For the past three years, one of the Research Shop’s most active partnerships has been dedicated to the issue of community food security. Working with the Food Round Table’s Food Access Working Group, the Poverty Task Force, and those coalitions’ member agencies, the Research Shop has published reports on emergency food service provision in Guelph-Wellington, eligibility requirements for emergency food access, and service users’ experiences and opinions. Research results have helped clarify some of the food security challenges facing the Guelph-Wellington community, as well as some possible solutions. In particular, results have highlighted the growing momentum for a holistic, social justice-oriented approach to community food security that would include the development of a community food hub.
In the midst of this process of community-based research on food security in Guelph-Wellington, Dr. Dan Gillis and Danny Williamson approached the Research Shop for some advice. They were interested in doing a project that could use Dan’s position as a Computer Science professor and Danny’s marketing expertise to help address a community problem. The trouble was, they weren’t exactly sure what community problems most needed addressing. After a very lively brainstorming session about community priorities with Research Shop Director Linda Hawkins and staff, it was decided that focusing on food security would be a good fit. Specifically, Dan and Danny seemed well-positioned to help tackle one of the shortcomings plaguing local emergency food services – a chronic lack of fresh food in food banks and pantries. The lack of fresh food availability had been identified as an important gap in service by research with emergency food providers. One possible means of reducing that gap had been explored by another Research Shop project, which was done in collaboration with FarmStart and assessed models for increasing connections between farmers and food banks.
Taking that information as a starting point, Dan and Danny decided to focus their efforts on the question of how to get more fresh food to community members who need it by facilitating communication between food growers and emergency food providers.

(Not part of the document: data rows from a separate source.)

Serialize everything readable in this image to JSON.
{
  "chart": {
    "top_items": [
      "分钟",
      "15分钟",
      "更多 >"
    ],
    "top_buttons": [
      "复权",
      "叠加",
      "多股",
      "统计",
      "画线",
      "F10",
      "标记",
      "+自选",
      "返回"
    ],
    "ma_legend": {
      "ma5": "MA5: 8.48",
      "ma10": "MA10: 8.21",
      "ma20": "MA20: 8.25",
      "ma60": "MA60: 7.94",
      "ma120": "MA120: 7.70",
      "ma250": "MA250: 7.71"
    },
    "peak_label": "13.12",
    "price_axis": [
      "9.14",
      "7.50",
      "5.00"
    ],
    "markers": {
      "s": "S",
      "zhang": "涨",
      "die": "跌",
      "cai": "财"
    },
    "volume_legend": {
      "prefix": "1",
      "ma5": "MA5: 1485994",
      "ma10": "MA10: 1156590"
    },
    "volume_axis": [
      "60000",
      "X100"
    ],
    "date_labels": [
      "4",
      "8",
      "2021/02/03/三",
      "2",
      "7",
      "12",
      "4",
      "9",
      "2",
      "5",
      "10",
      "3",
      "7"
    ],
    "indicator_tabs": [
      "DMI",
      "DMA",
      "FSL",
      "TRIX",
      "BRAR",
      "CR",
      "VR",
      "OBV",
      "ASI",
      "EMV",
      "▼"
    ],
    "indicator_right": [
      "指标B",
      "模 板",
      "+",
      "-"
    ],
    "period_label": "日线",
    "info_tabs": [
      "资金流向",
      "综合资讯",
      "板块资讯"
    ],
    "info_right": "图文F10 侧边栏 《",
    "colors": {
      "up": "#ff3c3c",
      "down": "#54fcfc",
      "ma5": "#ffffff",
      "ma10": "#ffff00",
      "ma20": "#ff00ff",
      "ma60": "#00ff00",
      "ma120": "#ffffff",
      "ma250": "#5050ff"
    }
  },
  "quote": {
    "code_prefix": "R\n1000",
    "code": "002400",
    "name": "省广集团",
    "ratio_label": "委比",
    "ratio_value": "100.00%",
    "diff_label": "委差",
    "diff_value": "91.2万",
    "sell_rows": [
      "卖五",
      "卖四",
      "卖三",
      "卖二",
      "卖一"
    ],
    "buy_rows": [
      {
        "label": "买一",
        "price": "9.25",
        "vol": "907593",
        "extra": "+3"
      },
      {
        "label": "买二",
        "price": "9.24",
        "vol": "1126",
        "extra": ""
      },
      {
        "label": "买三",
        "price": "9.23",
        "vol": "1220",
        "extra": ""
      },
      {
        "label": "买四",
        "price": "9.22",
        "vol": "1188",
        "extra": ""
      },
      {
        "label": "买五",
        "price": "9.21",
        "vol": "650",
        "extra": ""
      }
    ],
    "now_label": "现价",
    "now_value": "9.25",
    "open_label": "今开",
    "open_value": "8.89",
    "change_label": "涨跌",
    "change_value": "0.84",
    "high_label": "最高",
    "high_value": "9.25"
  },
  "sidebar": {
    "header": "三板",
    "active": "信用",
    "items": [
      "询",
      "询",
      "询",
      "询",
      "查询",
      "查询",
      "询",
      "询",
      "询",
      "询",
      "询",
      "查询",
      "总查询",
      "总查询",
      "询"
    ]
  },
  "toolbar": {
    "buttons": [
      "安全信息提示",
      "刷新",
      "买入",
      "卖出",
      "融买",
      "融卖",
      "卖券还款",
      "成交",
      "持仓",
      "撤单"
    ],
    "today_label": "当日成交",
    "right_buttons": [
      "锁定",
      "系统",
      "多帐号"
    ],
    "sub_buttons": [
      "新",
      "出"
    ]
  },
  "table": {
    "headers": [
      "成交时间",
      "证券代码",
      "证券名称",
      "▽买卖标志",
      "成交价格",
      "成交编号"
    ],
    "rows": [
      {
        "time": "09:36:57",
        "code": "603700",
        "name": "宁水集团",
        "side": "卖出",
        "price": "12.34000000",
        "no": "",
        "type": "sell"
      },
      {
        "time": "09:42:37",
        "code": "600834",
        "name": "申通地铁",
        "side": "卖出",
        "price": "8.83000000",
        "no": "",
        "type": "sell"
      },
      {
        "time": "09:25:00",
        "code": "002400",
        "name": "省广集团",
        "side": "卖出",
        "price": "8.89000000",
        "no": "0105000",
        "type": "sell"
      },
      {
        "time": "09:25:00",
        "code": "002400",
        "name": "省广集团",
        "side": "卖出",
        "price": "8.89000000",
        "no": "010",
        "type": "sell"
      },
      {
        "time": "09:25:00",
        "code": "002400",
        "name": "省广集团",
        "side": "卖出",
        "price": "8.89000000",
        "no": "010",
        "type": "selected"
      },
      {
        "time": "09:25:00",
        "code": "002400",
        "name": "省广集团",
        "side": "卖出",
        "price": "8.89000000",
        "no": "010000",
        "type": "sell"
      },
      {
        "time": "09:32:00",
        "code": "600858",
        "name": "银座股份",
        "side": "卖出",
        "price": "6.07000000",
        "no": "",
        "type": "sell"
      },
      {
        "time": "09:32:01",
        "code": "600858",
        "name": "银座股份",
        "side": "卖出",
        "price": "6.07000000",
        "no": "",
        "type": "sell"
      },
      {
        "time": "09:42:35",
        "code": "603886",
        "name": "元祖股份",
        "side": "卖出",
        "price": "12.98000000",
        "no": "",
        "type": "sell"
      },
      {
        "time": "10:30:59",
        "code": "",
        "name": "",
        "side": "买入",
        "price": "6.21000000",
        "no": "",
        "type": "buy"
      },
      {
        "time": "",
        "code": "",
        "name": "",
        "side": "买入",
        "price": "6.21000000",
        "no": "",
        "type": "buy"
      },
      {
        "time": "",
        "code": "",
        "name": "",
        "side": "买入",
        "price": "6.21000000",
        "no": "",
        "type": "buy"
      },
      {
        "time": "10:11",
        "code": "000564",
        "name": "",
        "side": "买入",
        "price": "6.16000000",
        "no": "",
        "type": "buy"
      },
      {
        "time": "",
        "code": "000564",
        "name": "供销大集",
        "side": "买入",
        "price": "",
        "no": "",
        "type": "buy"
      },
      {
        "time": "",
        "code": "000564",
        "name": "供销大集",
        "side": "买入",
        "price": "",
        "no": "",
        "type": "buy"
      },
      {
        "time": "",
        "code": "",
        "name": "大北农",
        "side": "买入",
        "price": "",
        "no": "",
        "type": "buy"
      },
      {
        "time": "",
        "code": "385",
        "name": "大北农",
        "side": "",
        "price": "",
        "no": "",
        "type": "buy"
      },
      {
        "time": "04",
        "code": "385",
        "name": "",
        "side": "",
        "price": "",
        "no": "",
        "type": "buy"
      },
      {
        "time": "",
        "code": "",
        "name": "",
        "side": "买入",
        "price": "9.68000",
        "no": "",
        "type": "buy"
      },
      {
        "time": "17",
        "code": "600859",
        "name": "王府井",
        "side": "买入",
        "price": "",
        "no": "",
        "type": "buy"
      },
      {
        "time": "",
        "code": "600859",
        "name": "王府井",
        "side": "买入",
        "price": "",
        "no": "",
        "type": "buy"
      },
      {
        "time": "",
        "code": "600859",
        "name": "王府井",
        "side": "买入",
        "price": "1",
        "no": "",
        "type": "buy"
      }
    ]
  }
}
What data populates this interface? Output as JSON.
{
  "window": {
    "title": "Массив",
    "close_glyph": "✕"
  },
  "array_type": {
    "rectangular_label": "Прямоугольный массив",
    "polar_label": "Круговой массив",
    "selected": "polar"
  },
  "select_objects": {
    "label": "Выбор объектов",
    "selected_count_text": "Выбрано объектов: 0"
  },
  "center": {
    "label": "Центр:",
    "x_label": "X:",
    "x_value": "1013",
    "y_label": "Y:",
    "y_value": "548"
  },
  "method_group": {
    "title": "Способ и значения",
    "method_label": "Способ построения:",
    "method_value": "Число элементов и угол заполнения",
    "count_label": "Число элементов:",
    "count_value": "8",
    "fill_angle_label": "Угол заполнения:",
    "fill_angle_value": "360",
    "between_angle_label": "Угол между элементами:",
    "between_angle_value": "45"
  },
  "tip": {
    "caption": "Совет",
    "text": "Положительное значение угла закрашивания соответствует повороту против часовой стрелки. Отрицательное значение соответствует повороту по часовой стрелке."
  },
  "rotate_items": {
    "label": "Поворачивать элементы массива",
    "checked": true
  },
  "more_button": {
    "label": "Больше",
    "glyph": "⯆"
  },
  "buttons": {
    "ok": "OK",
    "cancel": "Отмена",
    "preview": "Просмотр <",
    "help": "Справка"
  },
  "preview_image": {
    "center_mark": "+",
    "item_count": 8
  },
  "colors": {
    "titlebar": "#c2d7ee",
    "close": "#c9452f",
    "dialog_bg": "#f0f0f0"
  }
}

The Research Shop set up a meeting to connect Dan and Danny to the Food Access and Distribution Working Groups of the Guelph-Wellington Food Round Table, who were both eager to play an advisory role on the project. And Farm To Fork was born! In those early days, it would have been almost impossible to predict how much enthusiasm the project would generate. Today, Research Shop staff, students, and community partners who have been involved in food security work in Guelph-Wellington are eagerly anticipating Farm To Fork’s official launch this coming fall, and looking forward to seeing the changes it might bring to the community!